Really nice....I would love to throw that a few times...great eyes.

Rod


----------



## vc1111 (Apr 13, 2004)

That is one beautiful bait. I love the golden pearl looking over the gill area and the head looks almost alive.


----------



## TIGGER (Jan 17, 2006)

Wow Doug that looks great! Nice job on those eyes!!!!!!!!! That is one cool bait!

John


----------



## etch (Oct 13, 2007)

IMHO, one of the best poppers i have ever seen, just stunning!!!!!!!!!!

Etch


----------



## fugarwi7 (Sep 20, 2006)

Sweeeet...as mentioned, it is so real looking it does look "alive"...a perfect blend of color and detail and just one question...are you really going to throw that piece of art in the water? Great Job!!


----------



## walleyevision (Aug 4, 2005)

Awesome work! I like it alot. Was that done on a lathe?


----------



## Rowhunter (Jun 21, 2007)

Sorry for the delay guy's, I'm having a few computer problem's.
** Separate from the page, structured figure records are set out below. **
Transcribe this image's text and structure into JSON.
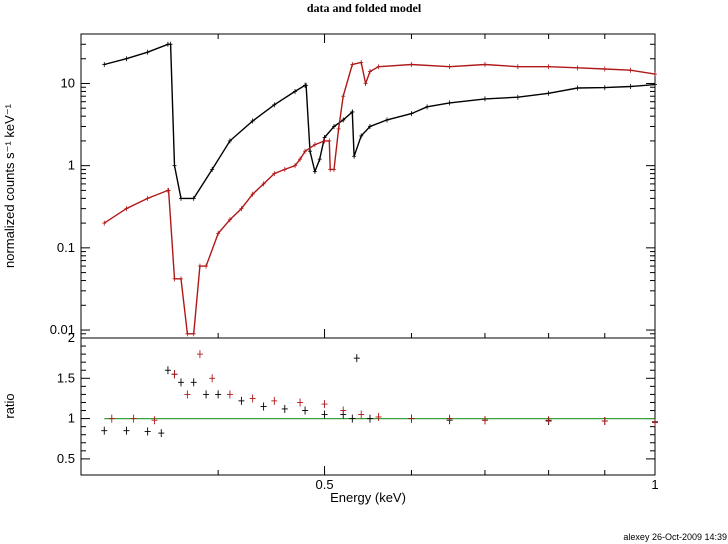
{
  "chart_data": [
    {
      "type": "line",
      "title": "data and folded model",
      "ylabel": "normalized counts s⁻¹ keV⁻¹",
      "xlabel": "",
      "xscale": "log",
      "yscale": "log",
      "xlim": [
        0.3,
        1.0
      ],
      "ylim": [
        0.008,
        40
      ],
      "y_ticks": [
        "10",
        "1",
        "0.1",
        "0.01"
      ],
      "y_tick_values": [
        10,
        1,
        0.1,
        0.01
      ],
      "series": [
        {
          "color": "#000000",
          "x": [
            0.315,
            0.33,
            0.345,
            0.36,
            0.362,
            0.365,
            0.37,
            0.38,
            0.395,
            0.41,
            0.43,
            0.45,
            0.47,
            0.48,
            0.481,
            0.485,
            0.49,
            0.495,
            0.5,
            0.51,
            0.52,
            0.53,
            0.53,
            0.532,
            0.54,
            0.55,
            0.57,
            0.6,
            0.62,
            0.65,
            0.7,
            0.75,
            0.8,
            0.85,
            0.9,
            0.95,
            1.0
          ],
          "y": [
            17,
            20,
            24,
            30,
            30,
            1.0,
            0.4,
            0.4,
            0.9,
            2.0,
            3.5,
            5.5,
            8.0,
            9.5,
            9.5,
            1.5,
            0.85,
            1.2,
            2.2,
            3.0,
            3.6,
            4.5,
            4.5,
            1.3,
            2.3,
            3.0,
            3.6,
            4.3,
            5.2,
            5.8,
            6.5,
            6.8,
            7.6,
            8.8,
            8.9,
            9.2,
            9.7
          ]
        },
        {
          "color": "#b01818",
          "x": [
            0.315,
            0.33,
            0.345,
            0.36,
            0.3605,
            0.365,
            0.37,
            0.375,
            0.38,
            0.385,
            0.39,
            0.4,
            0.41,
            0.42,
            0.43,
            0.44,
            0.45,
            0.46,
            0.47,
            0.475,
            0.48,
            0.49,
            0.5,
            0.505,
            0.506,
            0.51,
            0.515,
            0.52,
            0.53,
            0.54,
            0.545,
            0.55,
            0.56,
            0.6,
            0.65,
            0.7,
            0.75,
            0.8,
            0.85,
            0.9,
            0.95,
            1.0
          ],
          "y": [
            0.2,
            0.3,
            0.4,
            0.5,
            0.5,
            0.042,
            0.042,
            0.009,
            0.009,
            0.06,
            0.06,
            0.15,
            0.22,
            0.3,
            0.45,
            0.6,
            0.8,
            0.9,
            1.0,
            1.2,
            1.5,
            1.8,
            2.0,
            2.0,
            0.9,
            0.9,
            2.8,
            7.0,
            17,
            18,
            10,
            14,
            16,
            17,
            16,
            17,
            16,
            16,
            15.5,
            15,
            14.5,
            13
          ]
        }
      ]
    },
    {
      "type": "scatter",
      "xlabel": "Energy (keV)",
      "ylabel": "ratio",
      "xscale": "log",
      "xlim": [
        0.3,
        1.0
      ],
      "ylim": [
        0.3,
        2.0
      ],
      "x_ticks": [
        "0.5",
        "1"
      ],
      "x_tick_values": [
        0.5,
        1.0
      ],
      "y_ticks": [
        "2",
        "1.5",
        "1",
        "0.5"
      ],
      "y_tick_values": [
        2,
        1.5,
        1,
        0.5
      ],
      "reference_line": {
        "y": 1,
        "color": "#3aa03a"
      },
      "series": [
        {
          "color": "#000000",
          "x": [
            0.315,
            0.33,
            0.345,
            0.355,
            0.36,
            0.365,
            0.37,
            0.38,
            0.39,
            0.4,
            0.42,
            0.44,
            0.46,
            0.48,
            0.5,
            0.52,
            0.53,
            0.535,
            0.55,
            0.6,
            0.65,
            0.7,
            0.8,
            0.9,
            1.0
          ],
          "y": [
            0.85,
            0.85,
            0.84,
            0.82,
            1.6,
            1.55,
            1.45,
            1.45,
            1.3,
            1.3,
            1.22,
            1.15,
            1.12,
            1.1,
            1.05,
            1.05,
            1.0,
            1.75,
            1.0,
            1.0,
            0.98,
            0.98,
            0.97,
            0.97,
            0.96
          ]
        },
        {
          "color": "#b01818",
          "x": [
            0.32,
            0.335,
            0.35,
            0.365,
            0.375,
            0.385,
            0.395,
            0.41,
            0.43,
            0.45,
            0.475,
            0.5,
            0.52,
            0.54,
            0.56,
            0.6,
            0.65,
            0.7,
            0.8,
            0.9,
            1.0
          ],
          "y": [
            1.0,
            1.0,
            0.98,
            1.55,
            1.3,
            1.8,
            1.5,
            1.3,
            1.25,
            1.22,
            1.2,
            1.18,
            1.1,
            1.05,
            1.02,
            1.0,
            1.0,
            0.98,
            0.98,
            0.97,
            0.95
          ]
        }
      ]
    }
  ],
  "footer": "alexey 26-Oct-2009 14:39"
}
Thanks for all the comment's , I'm glad you like it. I mentioned having "fun" with the eye's so here's a little clarification. These eye's are glass and come with only the pupil painted black. Simply painting gold ,silver, white or any other color would be all that is needed to make them look good. BUT, Not this time! I went to VanDykes taxidermy supply and looked at LMB painted eye's for a reference. Here's what I came up with. Gold ring around the pupil, transparent red line across the pupil, spit black with the airbrush then shoot a black ring around the eye, and finish with a dark tan overall to fill in the middle. Yes, this really was fun, and only took about ten minutes. 
NOTE, This level of detail is only necessary when finicky Musky's are keying in on tiny dot's in the eye's! When ,and if this ever happen's, I'll have all base's covered. LOL And ,Yes, this was spun on a lathe, mouth profile cut with a bandsaw, and detailed with a Dremel. And , Yes, this lure will be thrown. As all my lure's are, they are meant to be fished. Right Vince?

Douglas


----------



## vc1111 (Apr 13, 2004)

I agree, Row. All baits should be fished with after a period of appropriate admiration. I just need a longer period of admiration with those baits you sent me.


----------